L'Office Central de lutte contre la corruption et les infractions financières et fiscales (OCLCIFF) est mis en place par un décret en date du 25 octobre 2013. Il est né de la fusion de la Brigade nationale de la répression de la délinquance fiscale et de la Brigade de lutte contre la corruption et la criminalité financière.

Ses  principales missions : 

  • Recueil et centralisation des informations à l'échelle nationale, afin de coordoner la répression des infractions financières
  • Conduite des enquêtes, à la demande des autorités judiciaires ou de sa propre initiative
  • Assistance à d'autres services d'enquête

Près d'une centaine de policiers, de gendarmes et d'agents de la Direction Générale des finances publiques ont été affectées à cet Office.

Cet Office étant crée dans la perspective de coordonner les actions contre la corruption et la fraude fiscal à travers tout le territoire, il est "l'interlocuteur naturel" du Parquet financier, a expliqué Eliane Houlette au Monde. 

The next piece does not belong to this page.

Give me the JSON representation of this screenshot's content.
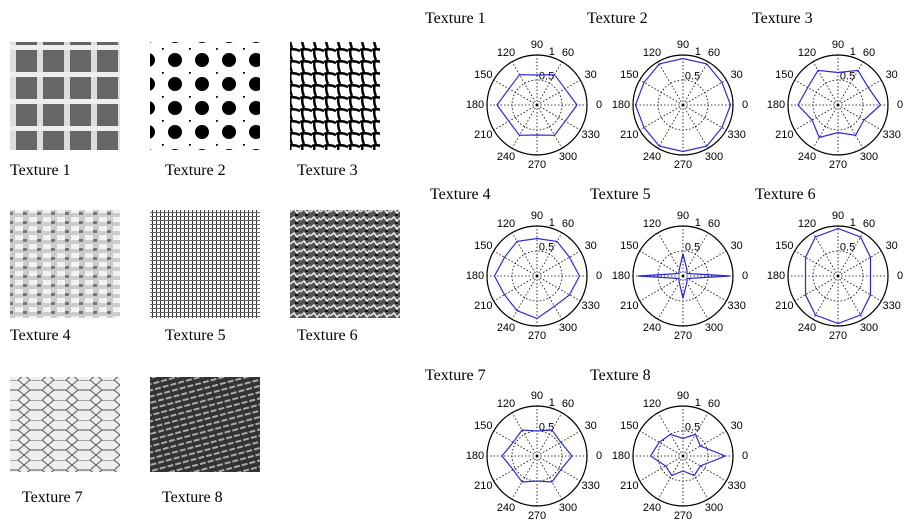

Le champ d'action est vaste : l'Office de lutte contre la corruption est compétent pour les infractions relevant du droit pénal des affaires (abus de biens sociaux, escroquerie...), pour les infractions de fraude fiscale, pour les atteintes à la probité, mais aussi pour les infractions relevant du code électoral. 

La mise en place du Parquet

La mise en place du procureur financier se fait dans la difficulté. Mediapart a révélé (lien abonnés) le 12 décembre que le ministère de la Justice a du prolonger l'appel à candidatures auprès des magistrats. Le pure player Médiapart avait dévoilé en avance le nom du candidat, Catherine Pignon, ancrée à droite.  

Christiane Taubira l'a finalement écartée, pour nommer le 14 janvier Eliane Houlette, 61 ans, avocate générale à Paris chargée des affaires civiles, des mineurs et de la famille, et ancienne substitut à la section financière et commerciale de Paris de 1993 à 2001.

Quelles compétences pour le PNF?

Le parquet financier est entré en fonction le samedi 1er février 2014.

Il est composé de 16 magistrats spécialisés. Il existait, au au mois de mai dernier, plus de 353 procédures ouvertes

Une circulaire, publiée le 31 janvier 2014 vient expliciter les différentes compétences attribuées au Parquet.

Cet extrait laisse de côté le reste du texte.